En conséquence, il convient de rejeter l’incident soulevé par Madame X
SUR LA VENTE
Le Juge de l’exécution faisant droit à la réquisition de Me Florence LOUIS, avocat de M. K C D, poursuivant la vente sur saisie immobilière contre Mme B X, après en avoir délibéré conformément à la loi, jugeant en DERNIER RESSORT,
Attendu qu’il est justifié de l’accomplissement des formalités légales,
Ordonne le début du compte à rebours pour être procédé à la réception des enchères et par suite à l’adjudication de l’immeuble désigné au cahier des conditions de vente qui précède,
Aussitôt le décompte commencé, et après qu’il eut été donné publiquement connaissance du montant des frais de vente conformément à la loi, diverses enchères ont été portées et Me E F a enchéri à SOIXANTE DIX SEPT MILLE EUROS, 77000 Euros en sus des charges,
PAR CES MOTIFS
Le juge de l’exécution, statuant publiquement, par jugement contradictoire, en premier ressort sur l’incident et en dernier ressort sur la vente,
Déclare irrecevable la demande de renvoi hors du ressort de la cour d’appel de PARIS formée par Madame X ;
Déclare irrecevable la question prioritaire de constitutionnalité soulevée par Madame B X ;
Rejette l’incident présenté par Madame B X ;
Rappelle que le présent jugement est exécutoire par provision.

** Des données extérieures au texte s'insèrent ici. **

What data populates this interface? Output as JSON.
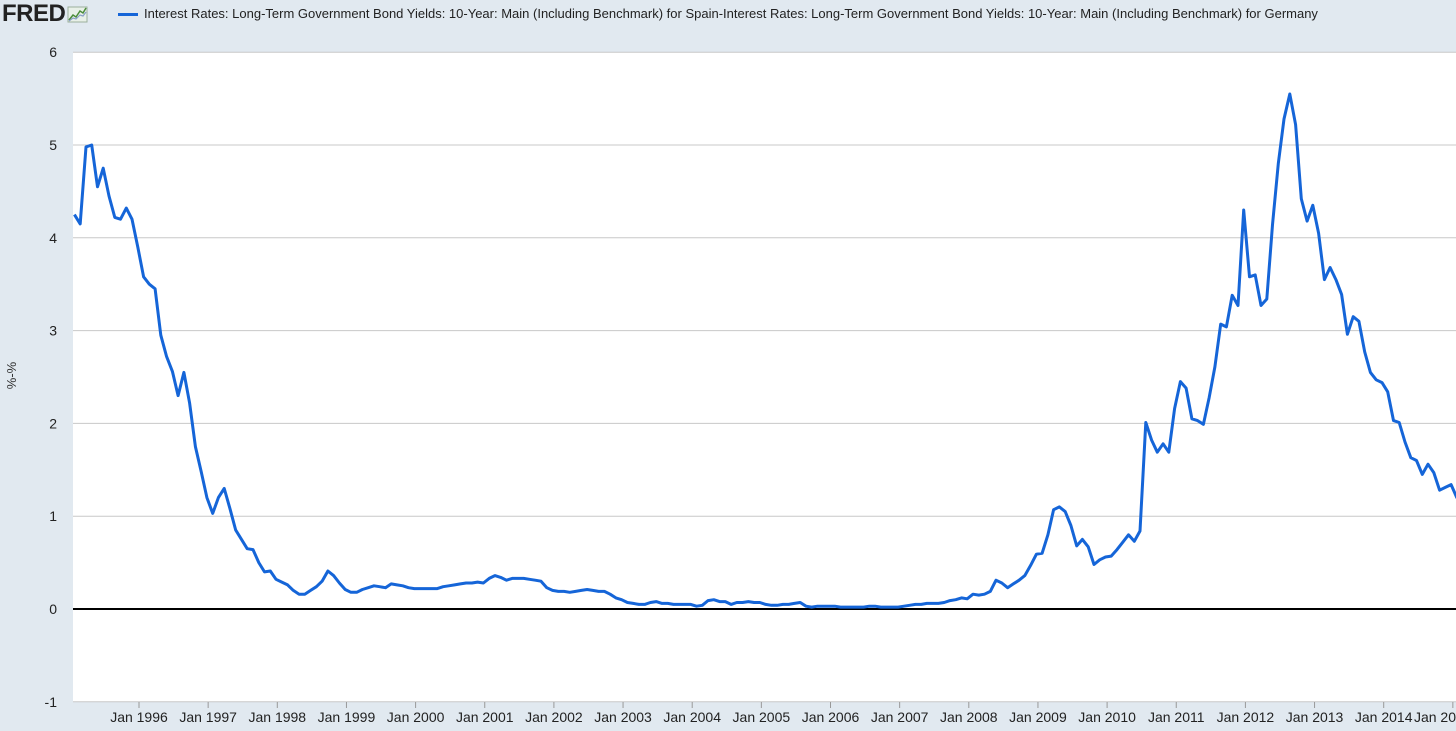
{
  "brand": {
    "logo_text": "FRED",
    "logo_icon": "chart-line-icon"
  },
  "colors": {
    "series": "#1565d8",
    "background": "#e1e9f0",
    "plot": "#ffffff",
    "grid": "#c8c8c8",
    "zero_line": "#000000"
  },
  "chart_data": {
    "type": "line",
    "series": [
      {
        "name": "Interest Rates: Long-Term Government Bond Yields: 10-Year: Main (Including Benchmark) for Spain-Interest Rates: Long-Term Government Bond Yields: 10-Year: Main (Including Benchmark) for Germany"
      }
    ],
    "ylabel": "%-%",
    "ylim": [
      -1,
      6
    ],
    "yticks": [
      "-1",
      "0",
      "1",
      "2",
      "3",
      "4",
      "5",
      "6"
    ],
    "xlim": [
      "1995-01",
      "2015-01"
    ],
    "xticks": [
      "Jan 1996",
      "Jan 1997",
      "Jan 1998",
      "Jan 1999",
      "Jan 2000",
      "Jan 2001",
      "Jan 2002",
      "Jan 2003",
      "Jan 2004",
      "Jan 2005",
      "Jan 2006",
      "Jan 2007",
      "Jan 2008",
      "Jan 2009",
      "Jan 2010",
      "Jan 2011",
      "Jan 2012",
      "Jan 2013",
      "Jan 2014",
      "Jan 20"
    ],
    "grid": true,
    "points": [
      [
        "1995-01",
        4.25
      ],
      [
        "1995-02",
        4.15
      ],
      [
        "1995-03",
        4.98
      ],
      [
        "1995-04",
        5.0
      ],
      [
        "1995-05",
        4.55
      ],
      [
        "1995-06",
        4.75
      ],
      [
        "1995-07",
        4.45
      ],
      [
        "1995-08",
        4.22
      ],
      [
        "1995-09",
        4.2
      ],
      [
        "1995-10",
        4.32
      ],
      [
        "1995-11",
        4.2
      ],
      [
        "1995-12",
        3.9
      ],
      [
        "1996-01",
        3.58
      ],
      [
        "1996-02",
        3.5
      ],
      [
        "1996-03",
        3.45
      ],
      [
        "1996-04",
        2.95
      ],
      [
        "1996-05",
        2.72
      ],
      [
        "1996-06",
        2.56
      ],
      [
        "1996-07",
        2.3
      ],
      [
        "1996-08",
        2.55
      ],
      [
        "1996-09",
        2.22
      ],
      [
        "1996-10",
        1.75
      ],
      [
        "1996-11",
        1.48
      ],
      [
        "1996-12",
        1.2
      ],
      [
        "1997-01",
        1.03
      ],
      [
        "1997-02",
        1.2
      ],
      [
        "1997-03",
        1.3
      ],
      [
        "1997-04",
        1.08
      ],
      [
        "1997-05",
        0.85
      ],
      [
        "1997-06",
        0.75
      ],
      [
        "1997-07",
        0.65
      ],
      [
        "1997-08",
        0.64
      ],
      [
        "1997-09",
        0.5
      ],
      [
        "1997-10",
        0.4
      ],
      [
        "1997-11",
        0.41
      ],
      [
        "1997-12",
        0.32
      ],
      [
        "1998-01",
        0.29
      ],
      [
        "1998-02",
        0.26
      ],
      [
        "1998-03",
        0.2
      ],
      [
        "1998-04",
        0.16
      ],
      [
        "1998-05",
        0.16
      ],
      [
        "1998-06",
        0.2
      ],
      [
        "1998-07",
        0.24
      ],
      [
        "1998-08",
        0.3
      ],
      [
        "1998-09",
        0.41
      ],
      [
        "1998-10",
        0.36
      ],
      [
        "1998-11",
        0.28
      ],
      [
        "1998-12",
        0.21
      ],
      [
        "1999-01",
        0.18
      ],
      [
        "1999-02",
        0.18
      ],
      [
        "1999-03",
        0.21
      ],
      [
        "1999-04",
        0.23
      ],
      [
        "1999-05",
        0.25
      ],
      [
        "1999-06",
        0.24
      ],
      [
        "1999-07",
        0.23
      ],
      [
        "1999-08",
        0.27
      ],
      [
        "1999-09",
        0.26
      ],
      [
        "1999-10",
        0.25
      ],
      [
        "1999-11",
        0.23
      ],
      [
        "1999-12",
        0.22
      ],
      [
        "2000-01",
        0.22
      ],
      [
        "2000-02",
        0.22
      ],
      [
        "2000-03",
        0.22
      ],
      [
        "2000-04",
        0.22
      ],
      [
        "2000-05",
        0.24
      ],
      [
        "2000-06",
        0.25
      ],
      [
        "2000-07",
        0.26
      ],
      [
        "2000-08",
        0.27
      ],
      [
        "2000-09",
        0.28
      ],
      [
        "2000-10",
        0.28
      ],
      [
        "2000-11",
        0.29
      ],
      [
        "2000-12",
        0.28
      ],
      [
        "2001-01",
        0.33
      ],
      [
        "2001-02",
        0.36
      ],
      [
        "2001-03",
        0.34
      ],
      [
        "2001-04",
        0.31
      ],
      [
        "2001-05",
        0.33
      ],
      [
        "2001-06",
        0.33
      ],
      [
        "2001-07",
        0.33
      ],
      [
        "2001-08",
        0.32
      ],
      [
        "2001-09",
        0.31
      ],
      [
        "2001-10",
        0.3
      ],
      [
        "2001-11",
        0.23
      ],
      [
        "2001-12",
        0.2
      ],
      [
        "2002-01",
        0.19
      ],
      [
        "2002-02",
        0.19
      ],
      [
        "2002-03",
        0.18
      ],
      [
        "2002-04",
        0.19
      ],
      [
        "2002-05",
        0.2
      ],
      [
        "2002-06",
        0.21
      ],
      [
        "2002-07",
        0.2
      ],
      [
        "2002-08",
        0.19
      ],
      [
        "2002-09",
        0.19
      ],
      [
        "2002-10",
        0.16
      ],
      [
        "2002-11",
        0.12
      ],
      [
        "2002-12",
        0.1
      ],
      [
        "2003-01",
        0.07
      ],
      [
        "2003-02",
        0.06
      ],
      [
        "2003-03",
        0.05
      ],
      [
        "2003-04",
        0.05
      ],
      [
        "2003-05",
        0.07
      ],
      [
        "2003-06",
        0.08
      ],
      [
        "2003-07",
        0.06
      ],
      [
        "2003-08",
        0.06
      ],
      [
        "2003-09",
        0.05
      ],
      [
        "2003-10",
        0.05
      ],
      [
        "2003-11",
        0.05
      ],
      [
        "2003-12",
        0.05
      ],
      [
        "2004-01",
        0.03
      ],
      [
        "2004-02",
        0.04
      ],
      [
        "2004-03",
        0.09
      ],
      [
        "2004-04",
        0.1
      ],
      [
        "2004-05",
        0.08
      ],
      [
        "2004-06",
        0.08
      ],
      [
        "2004-07",
        0.05
      ],
      [
        "2004-08",
        0.07
      ],
      [
        "2004-09",
        0.07
      ],
      [
        "2004-10",
        0.08
      ],
      [
        "2004-11",
        0.07
      ],
      [
        "2004-12",
        0.07
      ],
      [
        "2005-01",
        0.05
      ],
      [
        "2005-02",
        0.04
      ],
      [
        "2005-03",
        0.04
      ],
      [
        "2005-04",
        0.05
      ],
      [
        "2005-05",
        0.05
      ],
      [
        "2005-06",
        0.06
      ],
      [
        "2005-07",
        0.07
      ],
      [
        "2005-08",
        0.03
      ],
      [
        "2005-09",
        0.02
      ],
      [
        "2005-10",
        0.03
      ],
      [
        "2005-11",
        0.03
      ],
      [
        "2005-12",
        0.03
      ],
      [
        "2006-01",
        0.03
      ],
      [
        "2006-02",
        0.02
      ],
      [
        "2006-03",
        0.02
      ],
      [
        "2006-04",
        0.02
      ],
      [
        "2006-05",
        0.02
      ],
      [
        "2006-06",
        0.02
      ],
      [
        "2006-07",
        0.03
      ],
      [
        "2006-08",
        0.03
      ],
      [
        "2006-09",
        0.02
      ],
      [
        "2006-10",
        0.02
      ],
      [
        "2006-11",
        0.02
      ],
      [
        "2006-12",
        0.02
      ],
      [
        "2007-01",
        0.03
      ],
      [
        "2007-02",
        0.04
      ],
      [
        "2007-03",
        0.05
      ],
      [
        "2007-04",
        0.05
      ],
      [
        "2007-05",
        0.06
      ],
      [
        "2007-06",
        0.06
      ],
      [
        "2007-07",
        0.06
      ],
      [
        "2007-08",
        0.07
      ],
      [
        "2007-09",
        0.09
      ],
      [
        "2007-10",
        0.1
      ],
      [
        "2007-11",
        0.12
      ],
      [
        "2007-12",
        0.11
      ],
      [
        "2008-01",
        0.16
      ],
      [
        "2008-02",
        0.15
      ],
      [
        "2008-03",
        0.16
      ],
      [
        "2008-04",
        0.19
      ],
      [
        "2008-05",
        0.31
      ],
      [
        "2008-06",
        0.28
      ],
      [
        "2008-07",
        0.23
      ],
      [
        "2008-08",
        0.27
      ],
      [
        "2008-09",
        0.31
      ],
      [
        "2008-10",
        0.36
      ],
      [
        "2008-11",
        0.47
      ],
      [
        "2008-12",
        0.59
      ],
      [
        "2009-01",
        0.6
      ],
      [
        "2009-02",
        0.8
      ],
      [
        "2009-03",
        1.07
      ],
      [
        "2009-04",
        1.1
      ],
      [
        "2009-05",
        1.05
      ],
      [
        "2009-06",
        0.9
      ],
      [
        "2009-07",
        0.68
      ],
      [
        "2009-08",
        0.75
      ],
      [
        "2009-09",
        0.67
      ],
      [
        "2009-10",
        0.48
      ],
      [
        "2009-11",
        0.53
      ],
      [
        "2009-12",
        0.56
      ],
      [
        "2010-01",
        0.57
      ],
      [
        "2010-02",
        0.64
      ],
      [
        "2010-03",
        0.72
      ],
      [
        "2010-04",
        0.8
      ],
      [
        "2010-05",
        0.73
      ],
      [
        "2010-06",
        0.84
      ],
      [
        "2010-07",
        2.01
      ],
      [
        "2010-08",
        1.82
      ],
      [
        "2010-09",
        1.69
      ],
      [
        "2010-10",
        1.78
      ],
      [
        "2010-11",
        1.69
      ],
      [
        "2010-12",
        2.16
      ],
      [
        "2011-01",
        2.45
      ],
      [
        "2011-02",
        2.38
      ],
      [
        "2011-03",
        2.05
      ],
      [
        "2011-04",
        2.03
      ],
      [
        "2011-05",
        1.99
      ],
      [
        "2011-06",
        2.28
      ],
      [
        "2011-07",
        2.61
      ],
      [
        "2011-08",
        3.07
      ],
      [
        "2011-09",
        3.04
      ],
      [
        "2011-10",
        3.38
      ],
      [
        "2011-11",
        3.27
      ],
      [
        "2011-12",
        4.3
      ],
      [
        "2012-01",
        3.58
      ],
      [
        "2012-02",
        3.6
      ],
      [
        "2012-03",
        3.27
      ],
      [
        "2012-04",
        3.34
      ],
      [
        "2012-05",
        4.14
      ],
      [
        "2012-06",
        4.8
      ],
      [
        "2012-07",
        5.28
      ],
      [
        "2012-08",
        5.55
      ],
      [
        "2012-09",
        5.22
      ],
      [
        "2012-10",
        4.42
      ],
      [
        "2012-11",
        4.18
      ],
      [
        "2012-12",
        4.35
      ],
      [
        "2013-01",
        4.05
      ],
      [
        "2013-02",
        3.55
      ],
      [
        "2013-03",
        3.68
      ],
      [
        "2013-04",
        3.55
      ],
      [
        "2013-05",
        3.39
      ],
      [
        "2013-06",
        2.96
      ],
      [
        "2013-07",
        3.15
      ],
      [
        "2013-08",
        3.1
      ],
      [
        "2013-09",
        2.77
      ],
      [
        "2013-10",
        2.55
      ],
      [
        "2013-11",
        2.47
      ],
      [
        "2013-12",
        2.44
      ],
      [
        "2014-01",
        2.34
      ],
      [
        "2014-02",
        2.03
      ],
      [
        "2014-03",
        2.01
      ],
      [
        "2014-04",
        1.8
      ],
      [
        "2014-05",
        1.63
      ],
      [
        "2014-06",
        1.6
      ],
      [
        "2014-07",
        1.45
      ],
      [
        "2014-08",
        1.56
      ],
      [
        "2014-09",
        1.47
      ],
      [
        "2014-10",
        1.28
      ],
      [
        "2014-11",
        1.31
      ],
      [
        "2014-12",
        1.34
      ],
      [
        "2015-01",
        1.2
      ],
      [
        "2015-02",
        1.15
      ]
    ]
  }
}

Attendu que pendant la durée des quatre vingt dix secondes sur cette dernière enchère, il n’en est pas survenu de plus élevée, le Juge de l’exécution adjuge en conséquence à Me E F, avocat plus offrant et dernier enchérisseur, lequel nous déclare avant la fin de l’audience les nom(s) et adresse(s) de son(ses) mandant(s) :
Madame G H épouse I J
[…]
[…], née le […] à […], représentée par Me E F, avocat au barreau de SEINE-SAINT-DENIS, vestiaire : PB 179
Attendu que Me E F justifie des garanties exigées par l’article R322-41 du Code des Procédures Civiles d’Exécution,
les biens sis Sur la commune de […], bâtiment EST, escalier B, deuxième étage, Un appartement, bâtiment EST, escalier B, rez de dalle, une cave n° 154, formant les lots 172 et 154 de l’état descriptif de division de l’immeuble sis La Closerie du Mont d’Est, cadastré section BO plan […]” pour 2ha 44a 32ca et les parties communes y afférentes, plus amplement désigné au cahier des conditions de vente qui précède, moyennant le prix principal de SOIXANTE DIX SEPT MILLE EUROS, 77000 Euros en sus des frais de vente taxés à la somme de NEUF MILLE NEUF CENT QUATRE VINGT ET UN EUROS QUARANTE DEUX CENTS,
FAIT ET JUGE en l’audience publique des saisies immobilières du Tribunal de Grande Instance de BOBIGNY, tenue en la salle d’audience n°1, par Madame Z A, agissant en qualité de Juge de l’exécution, assisté(e) de M. DUQUESNE Anthony, Greffier,
Le SIX OCTOBRE DEUX MILQUINZE
Signé : Madame Z, Juge et M. DUQUESNE Anthony, Greffier.